Naukluft is the Namibian German rendering of the Afrikaans Noukloof, meaning "narrow ravine", from nou ('narrow', cf Dutch nauw) and kloof ('ravine', cf German Kluft).

== Geology ==
The Naukluft Mountains are a nappe complex: a stack of rock units which have been transported toward the southeast on a basal thrust fault. The first geological maps and cross-sections of the mountain range were made in the 1930s by Henno Martin and Hermann Korn. The rocks are interbedded sediments, dominated by dolomites, quartzites and shales, deposited in a shallow marine environment in the hinterland of the Damara orogeny between 700-500 million years ago. The sediments are equivalent in age to the Otavi Mountainlands sediments, where evidence for Snowball Earth climates was described by Paul F. Hoffman.
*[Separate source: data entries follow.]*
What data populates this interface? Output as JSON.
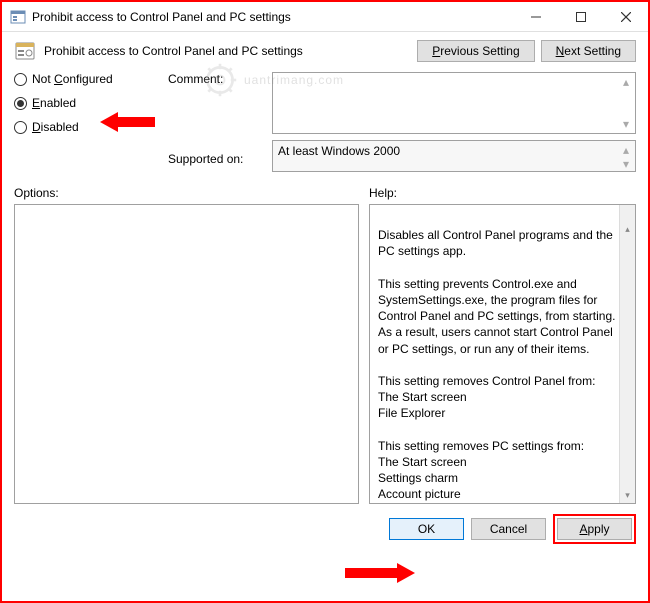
{
  "window": {
    "title": "Prohibit access to Control Panel and PC settings"
  },
  "header": {
    "title": "Prohibit access to Control Panel and PC settings",
    "prev": "Previous Setting",
    "next": "Next Setting"
  },
  "radios": {
    "not_configured": "Not Configured",
    "enabled": "Enabled",
    "disabled": "Disabled",
    "selected": "enabled"
  },
  "labels": {
    "comment": "Comment:",
    "supported": "Supported on:",
    "options": "Options:",
    "help": "Help:"
  },
  "fields": {
    "comment": "",
    "supported": "At least Windows 2000"
  },
  "help_text": "Disables all Control Panel programs and the PC settings app.\n\nThis setting prevents Control.exe and SystemSettings.exe, the program files for Control Panel and PC settings, from starting. As a result, users cannot start Control Panel or PC settings, or run any of their items.\n\nThis setting removes Control Panel from:\nThe Start screen\nFile Explorer\n\nThis setting removes PC settings from:\nThe Start screen\nSettings charm\nAccount picture\nSearch results\n\nIf users try to select a Control Panel item from the Properties item on a context menu, a message appears explaining that a setting prevents the action.",
  "footer": {
    "ok": "OK",
    "cancel": "Cancel",
    "apply": "Apply"
  },
  "watermark": "uantrimang.com"
}
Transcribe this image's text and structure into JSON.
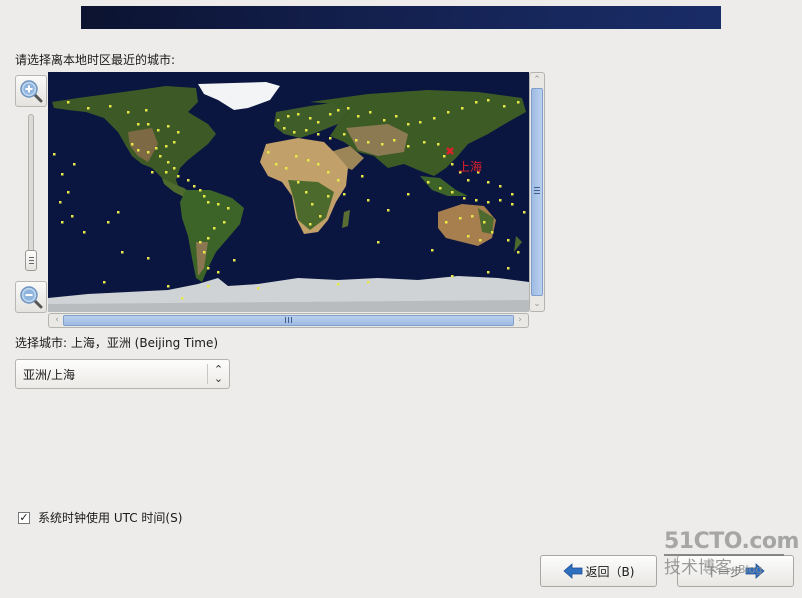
{
  "banner": {
    "colors": [
      "#0b1330",
      "#1a2c66"
    ]
  },
  "prompt": "请选择离本地时区最近的城市:",
  "map": {
    "selected_city": "上海",
    "selected_marker_color": "#e0202a",
    "city_dot_color": "#e8e84a",
    "zoom_in_icon": "magnifier-plus-icon",
    "zoom_out_icon": "magnifier-minus-icon"
  },
  "city_selection": {
    "label": "选择城市: 上海，亚洲 (Beijing Time)",
    "combo_value": "亚洲/上海"
  },
  "utc_checkbox": {
    "label": "系统时钟使用 UTC 时间(S)",
    "checked": true,
    "check_glyph": "✓"
  },
  "buttons": {
    "back": {
      "label": "返回（B)",
      "icon": "arrow-left-icon"
    },
    "next": {
      "label": "下一步",
      "icon": "arrow-right-icon"
    }
  },
  "watermark": {
    "top": "51CTO.com",
    "bottom": "技术博客",
    "blog": "Blog"
  }
}
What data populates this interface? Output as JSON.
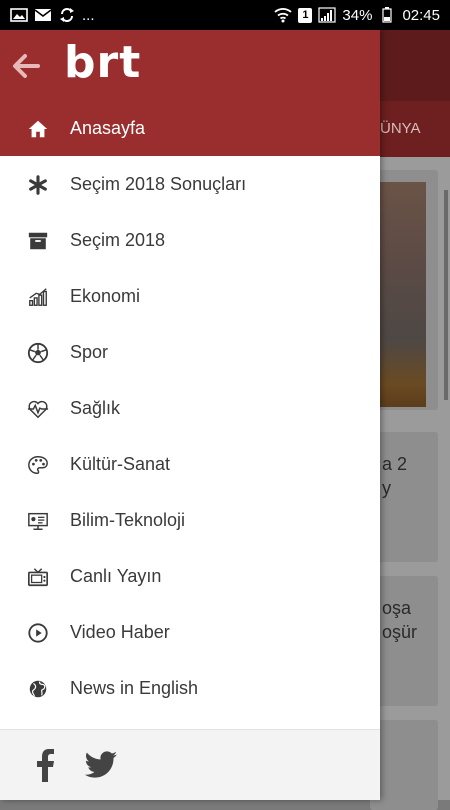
{
  "status_bar": {
    "dots": "...",
    "notification_badge": "1",
    "battery": "34%",
    "time": "02:45",
    "left_icons": [
      "image-icon",
      "mail-icon",
      "sync-icon"
    ],
    "right_icons": [
      "wifi-icon",
      "signal-icon",
      "battery-icon"
    ]
  },
  "drawer": {
    "logo": "brt",
    "back_icon": "arrow-left-icon",
    "items": [
      {
        "label": "Anasayfa",
        "icon": "home-icon",
        "active": true
      },
      {
        "label": "Seçim 2018 Sonuçları",
        "icon": "asterisk-icon",
        "active": false
      },
      {
        "label": "Seçim 2018",
        "icon": "archive-box-icon",
        "active": false
      },
      {
        "label": "Ekonomi",
        "icon": "chart-bars-icon",
        "active": false
      },
      {
        "label": "Spor",
        "icon": "soccer-ball-icon",
        "active": false
      },
      {
        "label": "Sağlık",
        "icon": "heartbeat-icon",
        "active": false
      },
      {
        "label": "Kültür-Sanat",
        "icon": "palette-icon",
        "active": false
      },
      {
        "label": "Bilim-Teknoloji",
        "icon": "presentation-icon",
        "active": false
      },
      {
        "label": "Canlı Yayın",
        "icon": "tv-icon",
        "active": false
      },
      {
        "label": "Video Haber",
        "icon": "play-circle-icon",
        "active": false
      },
      {
        "label": "News in English",
        "icon": "globe-icon",
        "active": false
      }
    ],
    "footer": {
      "icons": [
        "facebook-icon",
        "twitter-icon"
      ]
    }
  },
  "background": {
    "tab_label": "ÜNYA",
    "card_texts": [
      "a 2\ny",
      "oşa\noşür"
    ]
  },
  "colors": {
    "brand": "#9a2d2e",
    "drawer_bg": "#ffffff",
    "text": "#3a3a3a"
  }
}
The same lithologies are present in the Naukluft Mountains, but the sediments are folded and faulted, so the original stratigraphy is deformed and inverted.

The mountain range has been the site of numerous studies seeking to explain the mechanical paradox of overthrusts: How large thin units of rock may be pushed long distances over gently dipping thrust faults. The main basal thrust fault beneath the klippe which forms the mountain range contains an unusual polymineralic granular rock which has been described by some authors as an injected evaporite, and by others as a fault rock formed by alteration during earthquake slip. Most workers agree that the lubricating effect of this granular layer helped the thrust fault slip when the fault was active.